# Winning Money?



## DIYHorsemanship (Feb 22, 2014)

How good do you have to be to start winning money at shows? How long had you been showing before you ever started winning any money?

I know nothing about showing, I've only done pleasure riding and trails for the past 7-8 years.


----------



## waresbear (Jun 18, 2011)

Depends which shows you go and how much money you are talking about. I win money at most shows I attend, stake classes, the more entries, the more money. Most I have ever won at a show was just under $300, barely covered my entry fees.


----------



## DIYHorsemanship (Feb 22, 2014)

waresbear said:


> Depends which shows you go and how much money you are talking about. I win money at most shows I attend, stake classes, the more entries, the more money. Most I have ever won at a show was just under $300, barely covered my entry fees.


I guess I meant, how good do you have to be to start winning money to the point you are covering you entry fees and a bit more. Where you're actually "earning" money.

Is that even possible if you're not a pro?


----------



## waresbear (Jun 18, 2011)

Earning money at shows? Hahaha, unless you're a very good barrel racer that travels a circuit, forget it!


----------



## KWPNowner (Sep 25, 2012)

It's possible to win enough money at hunter/jumper shows to have the show write you a check - sometimes a pretty big one. You would have to be competing in bigger classics, hunter derbies or GPs to bring home a decent check though.

If you're competing in the A rated divisions (the juniors, amateur owners, high performance, etc) at A/AA shows and doing consistently well, you'll likely cover at least your entry fees, possibly your whole bill, even without a big money class. The bill for a A/AA show will be around 1 - 1.5K to give you a ballpark for the amount of money horses are winning in their divisions. Grand Prixs have the most money - up to a million for a couple of them - although mid - high five figures is what you usually see.

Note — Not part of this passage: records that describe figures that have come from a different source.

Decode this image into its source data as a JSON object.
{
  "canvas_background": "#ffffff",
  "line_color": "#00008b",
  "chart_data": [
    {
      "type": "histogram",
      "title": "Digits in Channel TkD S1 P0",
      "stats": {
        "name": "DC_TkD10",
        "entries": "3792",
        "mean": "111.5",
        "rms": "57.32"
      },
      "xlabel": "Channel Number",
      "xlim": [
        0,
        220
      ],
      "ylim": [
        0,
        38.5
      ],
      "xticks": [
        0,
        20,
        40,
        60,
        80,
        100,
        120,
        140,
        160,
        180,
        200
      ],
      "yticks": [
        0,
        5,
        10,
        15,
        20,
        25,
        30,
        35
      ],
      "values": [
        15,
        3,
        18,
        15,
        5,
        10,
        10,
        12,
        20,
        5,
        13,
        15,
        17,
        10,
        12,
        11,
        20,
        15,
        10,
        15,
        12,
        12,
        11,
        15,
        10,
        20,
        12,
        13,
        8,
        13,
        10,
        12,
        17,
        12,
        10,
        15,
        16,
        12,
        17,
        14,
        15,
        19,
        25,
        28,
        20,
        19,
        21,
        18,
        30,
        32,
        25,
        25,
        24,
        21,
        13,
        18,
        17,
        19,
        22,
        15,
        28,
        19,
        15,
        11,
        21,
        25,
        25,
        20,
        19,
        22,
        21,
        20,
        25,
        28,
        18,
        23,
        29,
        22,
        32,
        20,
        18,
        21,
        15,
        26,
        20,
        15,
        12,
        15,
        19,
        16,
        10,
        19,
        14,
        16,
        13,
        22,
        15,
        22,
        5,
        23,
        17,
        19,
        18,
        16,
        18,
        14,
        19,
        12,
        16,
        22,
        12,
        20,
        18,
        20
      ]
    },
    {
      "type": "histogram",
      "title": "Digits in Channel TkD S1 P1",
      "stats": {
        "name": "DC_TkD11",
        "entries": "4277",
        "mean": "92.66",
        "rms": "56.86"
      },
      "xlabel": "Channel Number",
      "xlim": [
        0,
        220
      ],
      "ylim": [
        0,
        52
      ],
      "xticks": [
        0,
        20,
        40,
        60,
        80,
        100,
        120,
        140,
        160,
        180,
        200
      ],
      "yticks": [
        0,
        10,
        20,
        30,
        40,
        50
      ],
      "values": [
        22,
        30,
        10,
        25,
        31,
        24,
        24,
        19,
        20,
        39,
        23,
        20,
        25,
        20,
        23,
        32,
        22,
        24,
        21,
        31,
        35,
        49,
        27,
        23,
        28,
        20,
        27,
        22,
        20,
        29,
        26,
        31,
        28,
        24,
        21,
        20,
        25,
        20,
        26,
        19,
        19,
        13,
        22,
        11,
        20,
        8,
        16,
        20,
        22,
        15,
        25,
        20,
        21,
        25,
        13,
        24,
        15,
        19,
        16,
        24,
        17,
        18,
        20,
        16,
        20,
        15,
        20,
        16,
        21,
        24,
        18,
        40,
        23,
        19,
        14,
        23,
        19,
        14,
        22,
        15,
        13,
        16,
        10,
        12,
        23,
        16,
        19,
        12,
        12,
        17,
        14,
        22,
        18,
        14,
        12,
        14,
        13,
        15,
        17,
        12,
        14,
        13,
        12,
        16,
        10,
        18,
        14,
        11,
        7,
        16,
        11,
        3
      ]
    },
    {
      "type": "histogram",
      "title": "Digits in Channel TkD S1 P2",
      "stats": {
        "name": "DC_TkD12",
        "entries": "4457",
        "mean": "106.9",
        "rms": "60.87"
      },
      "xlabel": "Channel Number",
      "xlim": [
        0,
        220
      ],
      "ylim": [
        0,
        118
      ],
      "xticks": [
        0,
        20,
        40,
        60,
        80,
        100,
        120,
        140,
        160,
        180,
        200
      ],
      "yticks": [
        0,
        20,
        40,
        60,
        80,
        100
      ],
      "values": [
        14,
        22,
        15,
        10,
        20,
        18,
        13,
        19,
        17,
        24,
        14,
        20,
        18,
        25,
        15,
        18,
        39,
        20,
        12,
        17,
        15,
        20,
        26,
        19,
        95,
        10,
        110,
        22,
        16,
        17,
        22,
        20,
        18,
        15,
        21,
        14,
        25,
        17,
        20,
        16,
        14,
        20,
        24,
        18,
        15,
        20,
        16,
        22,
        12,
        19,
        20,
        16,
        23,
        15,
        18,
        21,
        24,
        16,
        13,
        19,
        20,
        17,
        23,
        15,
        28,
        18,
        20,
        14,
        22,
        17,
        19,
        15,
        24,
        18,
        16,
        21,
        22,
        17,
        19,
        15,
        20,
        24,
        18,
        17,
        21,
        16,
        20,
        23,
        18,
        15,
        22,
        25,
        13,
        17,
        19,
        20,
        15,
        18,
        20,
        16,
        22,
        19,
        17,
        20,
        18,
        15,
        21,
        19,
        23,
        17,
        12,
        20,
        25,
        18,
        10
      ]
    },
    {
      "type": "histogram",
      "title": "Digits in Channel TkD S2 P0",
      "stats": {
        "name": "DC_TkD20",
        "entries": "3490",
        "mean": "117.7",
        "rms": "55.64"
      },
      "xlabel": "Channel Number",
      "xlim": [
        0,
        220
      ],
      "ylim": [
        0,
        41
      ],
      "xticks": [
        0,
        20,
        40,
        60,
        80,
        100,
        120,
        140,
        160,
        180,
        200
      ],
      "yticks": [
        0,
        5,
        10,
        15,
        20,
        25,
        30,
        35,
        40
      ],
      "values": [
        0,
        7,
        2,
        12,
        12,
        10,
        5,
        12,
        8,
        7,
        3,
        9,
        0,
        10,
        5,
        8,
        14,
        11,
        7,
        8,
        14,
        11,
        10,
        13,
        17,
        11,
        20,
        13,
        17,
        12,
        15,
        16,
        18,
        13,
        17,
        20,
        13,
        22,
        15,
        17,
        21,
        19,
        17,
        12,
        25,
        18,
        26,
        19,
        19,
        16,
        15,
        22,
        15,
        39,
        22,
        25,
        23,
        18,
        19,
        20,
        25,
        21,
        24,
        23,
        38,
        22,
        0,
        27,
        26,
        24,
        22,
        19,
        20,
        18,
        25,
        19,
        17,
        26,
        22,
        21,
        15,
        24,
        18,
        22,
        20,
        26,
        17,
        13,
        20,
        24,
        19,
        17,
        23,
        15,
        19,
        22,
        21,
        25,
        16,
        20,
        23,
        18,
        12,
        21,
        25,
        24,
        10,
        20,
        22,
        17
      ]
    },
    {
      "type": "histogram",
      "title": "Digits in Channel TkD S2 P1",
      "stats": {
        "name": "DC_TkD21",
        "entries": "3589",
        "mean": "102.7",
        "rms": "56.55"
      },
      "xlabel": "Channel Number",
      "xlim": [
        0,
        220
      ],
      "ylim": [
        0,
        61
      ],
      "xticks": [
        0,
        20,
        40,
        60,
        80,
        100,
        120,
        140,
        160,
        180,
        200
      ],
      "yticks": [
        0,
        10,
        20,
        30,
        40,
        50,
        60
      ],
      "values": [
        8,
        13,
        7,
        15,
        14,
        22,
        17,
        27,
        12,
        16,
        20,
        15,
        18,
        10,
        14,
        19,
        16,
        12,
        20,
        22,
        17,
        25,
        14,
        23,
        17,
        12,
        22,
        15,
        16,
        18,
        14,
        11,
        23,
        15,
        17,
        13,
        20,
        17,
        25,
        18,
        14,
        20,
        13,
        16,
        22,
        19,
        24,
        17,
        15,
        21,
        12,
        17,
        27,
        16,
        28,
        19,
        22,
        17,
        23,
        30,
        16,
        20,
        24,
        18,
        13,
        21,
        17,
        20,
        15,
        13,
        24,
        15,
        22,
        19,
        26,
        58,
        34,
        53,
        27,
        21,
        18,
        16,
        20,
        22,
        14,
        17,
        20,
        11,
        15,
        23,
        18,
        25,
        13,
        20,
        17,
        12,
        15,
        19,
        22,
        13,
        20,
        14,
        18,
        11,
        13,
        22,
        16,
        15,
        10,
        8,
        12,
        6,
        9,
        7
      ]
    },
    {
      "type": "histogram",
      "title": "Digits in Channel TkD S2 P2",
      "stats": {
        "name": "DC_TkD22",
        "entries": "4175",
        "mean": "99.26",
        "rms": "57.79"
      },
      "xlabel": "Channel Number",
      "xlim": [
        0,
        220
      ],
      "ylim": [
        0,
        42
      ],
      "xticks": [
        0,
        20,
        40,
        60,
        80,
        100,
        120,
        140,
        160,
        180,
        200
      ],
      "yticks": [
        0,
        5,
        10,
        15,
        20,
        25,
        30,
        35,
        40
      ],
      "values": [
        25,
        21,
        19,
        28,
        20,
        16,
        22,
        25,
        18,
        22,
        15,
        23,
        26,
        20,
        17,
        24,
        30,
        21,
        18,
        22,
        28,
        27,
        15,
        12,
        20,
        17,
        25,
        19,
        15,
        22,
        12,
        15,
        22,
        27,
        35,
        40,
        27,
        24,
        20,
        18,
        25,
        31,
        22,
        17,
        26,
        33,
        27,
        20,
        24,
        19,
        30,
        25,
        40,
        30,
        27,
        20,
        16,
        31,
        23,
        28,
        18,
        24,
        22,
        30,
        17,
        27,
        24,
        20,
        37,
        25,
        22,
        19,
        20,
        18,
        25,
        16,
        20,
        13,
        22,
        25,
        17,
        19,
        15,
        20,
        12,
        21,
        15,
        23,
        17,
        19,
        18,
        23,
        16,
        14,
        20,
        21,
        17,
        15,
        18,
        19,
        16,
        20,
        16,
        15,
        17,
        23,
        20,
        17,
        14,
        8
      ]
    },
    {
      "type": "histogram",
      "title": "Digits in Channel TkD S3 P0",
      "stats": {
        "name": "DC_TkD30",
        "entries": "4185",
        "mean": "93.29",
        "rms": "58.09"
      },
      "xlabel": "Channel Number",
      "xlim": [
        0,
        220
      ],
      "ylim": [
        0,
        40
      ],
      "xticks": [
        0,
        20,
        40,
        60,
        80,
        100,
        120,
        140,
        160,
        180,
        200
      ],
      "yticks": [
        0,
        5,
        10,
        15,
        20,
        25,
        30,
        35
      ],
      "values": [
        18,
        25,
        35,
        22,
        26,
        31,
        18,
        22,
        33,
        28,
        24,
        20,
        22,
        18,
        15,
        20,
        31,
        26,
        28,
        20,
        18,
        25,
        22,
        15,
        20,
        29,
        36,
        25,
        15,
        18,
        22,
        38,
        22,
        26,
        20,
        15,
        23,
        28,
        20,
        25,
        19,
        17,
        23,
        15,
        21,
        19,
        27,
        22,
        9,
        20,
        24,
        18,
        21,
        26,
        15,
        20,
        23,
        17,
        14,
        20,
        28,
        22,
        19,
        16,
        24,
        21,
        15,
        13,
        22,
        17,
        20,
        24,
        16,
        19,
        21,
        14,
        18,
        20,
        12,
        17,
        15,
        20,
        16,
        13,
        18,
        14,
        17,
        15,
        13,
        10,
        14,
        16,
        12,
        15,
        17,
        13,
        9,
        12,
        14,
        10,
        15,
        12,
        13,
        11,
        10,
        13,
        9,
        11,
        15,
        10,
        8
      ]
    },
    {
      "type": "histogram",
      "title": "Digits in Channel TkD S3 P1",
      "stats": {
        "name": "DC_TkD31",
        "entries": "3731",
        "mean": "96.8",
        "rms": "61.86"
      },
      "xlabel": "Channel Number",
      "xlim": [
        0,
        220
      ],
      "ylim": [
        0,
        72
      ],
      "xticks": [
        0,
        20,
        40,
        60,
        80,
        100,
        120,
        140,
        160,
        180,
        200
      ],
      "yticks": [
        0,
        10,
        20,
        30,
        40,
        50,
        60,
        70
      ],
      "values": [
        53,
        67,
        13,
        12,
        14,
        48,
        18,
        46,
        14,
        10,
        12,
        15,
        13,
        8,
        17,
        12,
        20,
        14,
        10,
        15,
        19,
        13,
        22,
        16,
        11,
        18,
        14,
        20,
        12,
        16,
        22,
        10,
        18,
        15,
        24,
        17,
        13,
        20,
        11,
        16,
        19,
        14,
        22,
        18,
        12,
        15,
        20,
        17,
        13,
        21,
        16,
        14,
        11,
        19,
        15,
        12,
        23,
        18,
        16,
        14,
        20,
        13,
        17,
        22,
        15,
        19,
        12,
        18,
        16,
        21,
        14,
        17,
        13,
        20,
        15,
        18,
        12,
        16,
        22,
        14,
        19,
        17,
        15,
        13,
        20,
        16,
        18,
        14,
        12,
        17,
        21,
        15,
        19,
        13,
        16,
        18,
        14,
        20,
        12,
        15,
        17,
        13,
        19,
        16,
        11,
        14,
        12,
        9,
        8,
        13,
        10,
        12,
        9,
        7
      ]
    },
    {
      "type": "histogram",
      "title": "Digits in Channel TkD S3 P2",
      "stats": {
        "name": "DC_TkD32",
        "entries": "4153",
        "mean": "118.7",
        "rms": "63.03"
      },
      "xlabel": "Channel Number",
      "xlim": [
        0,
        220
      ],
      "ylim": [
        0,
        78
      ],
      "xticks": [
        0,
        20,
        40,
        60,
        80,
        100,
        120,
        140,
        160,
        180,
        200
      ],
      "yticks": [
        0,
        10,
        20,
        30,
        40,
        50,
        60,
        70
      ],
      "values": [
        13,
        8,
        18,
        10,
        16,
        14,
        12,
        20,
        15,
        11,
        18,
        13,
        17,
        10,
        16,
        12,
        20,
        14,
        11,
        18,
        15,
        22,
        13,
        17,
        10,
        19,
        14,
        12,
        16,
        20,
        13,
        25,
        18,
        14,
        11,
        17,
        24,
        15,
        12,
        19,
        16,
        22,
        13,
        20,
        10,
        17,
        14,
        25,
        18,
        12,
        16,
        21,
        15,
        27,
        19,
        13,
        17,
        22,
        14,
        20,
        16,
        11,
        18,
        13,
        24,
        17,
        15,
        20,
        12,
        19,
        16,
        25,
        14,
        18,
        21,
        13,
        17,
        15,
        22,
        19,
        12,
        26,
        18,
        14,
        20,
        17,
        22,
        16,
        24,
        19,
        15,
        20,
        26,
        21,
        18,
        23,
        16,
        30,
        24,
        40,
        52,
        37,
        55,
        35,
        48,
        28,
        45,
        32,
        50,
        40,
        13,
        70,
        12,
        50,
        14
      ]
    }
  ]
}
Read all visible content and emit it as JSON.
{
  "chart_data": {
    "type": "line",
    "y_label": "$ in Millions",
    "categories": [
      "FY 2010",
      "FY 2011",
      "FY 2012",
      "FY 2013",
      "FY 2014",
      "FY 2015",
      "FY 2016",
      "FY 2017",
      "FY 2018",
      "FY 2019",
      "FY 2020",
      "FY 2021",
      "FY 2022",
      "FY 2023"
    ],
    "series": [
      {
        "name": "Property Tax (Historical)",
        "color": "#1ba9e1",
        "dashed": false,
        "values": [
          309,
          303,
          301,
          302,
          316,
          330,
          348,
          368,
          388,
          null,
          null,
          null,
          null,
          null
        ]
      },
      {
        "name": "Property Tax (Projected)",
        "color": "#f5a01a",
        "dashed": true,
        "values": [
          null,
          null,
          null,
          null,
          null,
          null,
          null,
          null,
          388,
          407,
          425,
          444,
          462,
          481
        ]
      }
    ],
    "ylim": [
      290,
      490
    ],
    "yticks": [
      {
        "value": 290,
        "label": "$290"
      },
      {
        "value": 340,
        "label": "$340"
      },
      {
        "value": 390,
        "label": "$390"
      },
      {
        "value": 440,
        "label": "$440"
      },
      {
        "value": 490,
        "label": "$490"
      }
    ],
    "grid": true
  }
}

So many variables go into how long exactly it takes for someone to compete at the upper levels, but it takes years and fair amount of money to develop a horse and rider to that level.


----------



## SlideStop (Dec 28, 2011)

With higher purses come higher level of showing, hence a higher cost. 

One thing you may want to look into are the end of the year prizes they give away. You may be able to turn around a saddle, or other nice prizes, into quick cash.
_Posted via Mobile Device_


----------



## kewpalace (Jul 17, 2013)

In the reined cow horse association I show with they have their own classes & NRCHA classes. Our classes do not pay cash prized, but gives you a credit on future show fees if you win the class. You also accumulate points for your placings and then get year end prizes depending on your final placing. They also give a perfect attendance prize.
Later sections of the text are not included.